« Chaos » de Mathieu Brosseau

« Rien n’est jamais assez vaste »

Si les personnages de psychopathes, de timbrés, d’hallucinés et de forcenés en tous genres ainsi que les récits asilaires foisonnent dans la littérature mondiale, il n’est par contre pas monnaie courante de rencontrer un romancier qui sache avec justesse écrire la folie. Certes, Antonin Artaud en France, André Baillon en Belgique surent faire œuvre de leur propre aliénation mentale, soit pour l’un, dans des carnets intimes où la prose se mue en impénétrables glossolalies, soit à l’exemple de l’autre, dans des narrations où un double fictionnel endosse une fêlure profonde et le discours, les visions, les fulgurances qu’elle suscite.

 

Mais un écrivain sain d’esprit – d’aucuns décrèteront, à juste titre peut-être, qu’une telle créature n’existe pas – peut-il parvenir à un tel tour de force ?

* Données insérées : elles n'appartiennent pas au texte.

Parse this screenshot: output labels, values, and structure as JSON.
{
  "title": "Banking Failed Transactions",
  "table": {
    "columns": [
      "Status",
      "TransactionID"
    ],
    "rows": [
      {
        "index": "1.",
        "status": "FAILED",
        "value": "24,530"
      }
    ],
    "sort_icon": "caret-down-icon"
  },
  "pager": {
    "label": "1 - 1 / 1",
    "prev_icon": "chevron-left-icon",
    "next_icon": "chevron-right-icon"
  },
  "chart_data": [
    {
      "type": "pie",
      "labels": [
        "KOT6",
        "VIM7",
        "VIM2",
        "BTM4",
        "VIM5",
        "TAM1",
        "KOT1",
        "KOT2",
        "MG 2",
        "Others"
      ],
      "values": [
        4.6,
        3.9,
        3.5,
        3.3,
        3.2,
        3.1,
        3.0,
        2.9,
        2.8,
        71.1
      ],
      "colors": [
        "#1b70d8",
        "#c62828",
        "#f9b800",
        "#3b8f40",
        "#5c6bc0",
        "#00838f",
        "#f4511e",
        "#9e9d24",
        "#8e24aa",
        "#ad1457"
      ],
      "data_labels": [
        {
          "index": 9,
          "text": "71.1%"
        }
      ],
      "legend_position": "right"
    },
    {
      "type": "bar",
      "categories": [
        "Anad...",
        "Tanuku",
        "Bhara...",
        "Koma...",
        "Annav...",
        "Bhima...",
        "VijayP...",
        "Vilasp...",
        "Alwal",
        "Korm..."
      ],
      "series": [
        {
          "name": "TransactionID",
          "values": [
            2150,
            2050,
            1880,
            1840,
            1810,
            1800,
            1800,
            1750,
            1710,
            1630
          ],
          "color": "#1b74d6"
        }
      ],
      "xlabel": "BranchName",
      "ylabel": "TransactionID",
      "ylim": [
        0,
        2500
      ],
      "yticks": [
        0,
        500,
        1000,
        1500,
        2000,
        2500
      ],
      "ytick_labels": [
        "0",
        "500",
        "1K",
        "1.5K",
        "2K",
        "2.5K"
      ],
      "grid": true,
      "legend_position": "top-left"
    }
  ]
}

Le quadragénaire Mathieu Brosseau, qui n’est apparemment pas encore entravé par la camisole de force, a réussi son coup, en misant non pas sur le style (rien de plus artificiel que ceux qui confondent folie et poésie, et forcent le langage soi-disant inspiré de la première pour atteindre à la seconde), mais sur la voix. Dans Chaos, le lecteur aura beau chercher le narrateur, il ne parviendra jamais à le situer exactement, car le brouillage entre monologue intérieur et point de vue externe obéit à une dynamique troublante et parfaitement maîtrisée à la fois, qui englobe le lecteur, le retient prisonnier – ou plutôt en fait un « patient de son plein gré », comme certains personnages de Vol au-dessus d’un nid de coucou. Les phrases sinuent entre les esprits d’un trio : la Folle internée depuis dix ans dans la chambre 2666, l’Aînée, sa sœur jumelle, et l’Interne en obstétrique qui, s’intéressant à la question de la gémellité, va faire se retrouver ces deux femmes si éloignées, si dramatiquement identiques. La puissance de ce texte réside donc dans le fait qu’il délire continûment sans jamais sombrer dans la bouillie langagière, la singerie de l’insensé, bref la gratuité verbomotrice.

 

 

Car la Folie, et Brosseau l’a compris, n’est qu’un excès maladif de logique. La Cadette porte la sienne dans cette « tête poreuse » qui lui fait poser sur l’univers qui l’environne un regard (extra)lucide. L’Interne également, lui qui pendant toutes ses années d’enfance avait rêvé qu’une sorte de rongeur du désert venait le mordre entre le pouce et l’index droits, chaque nuit, à 4h11 très exactement. Et l’Autre Ville qu’on devine au-delà de la fenêtre, et le Monde sur lequel plane une immense masse placentaire sanguinolente, et ces

 

millions d’hommes [qui] vivent la même vie que lui, tous, tous possédés par le même esprit, le même grillage, le même plan, la même stratégie du gain, la conquête de ce qui n’existe pas encore… »

 

Et au bout de toutes ces logiques qui se percutent, s’épousent et se déprennent, s’observent en miroir et en arrivent à se confondre, une seule conclusion : « Vivre ne sert qu’à ça → voir les rêves dans la vie. » CQFD (Ce Qu’il Fallait Démonter).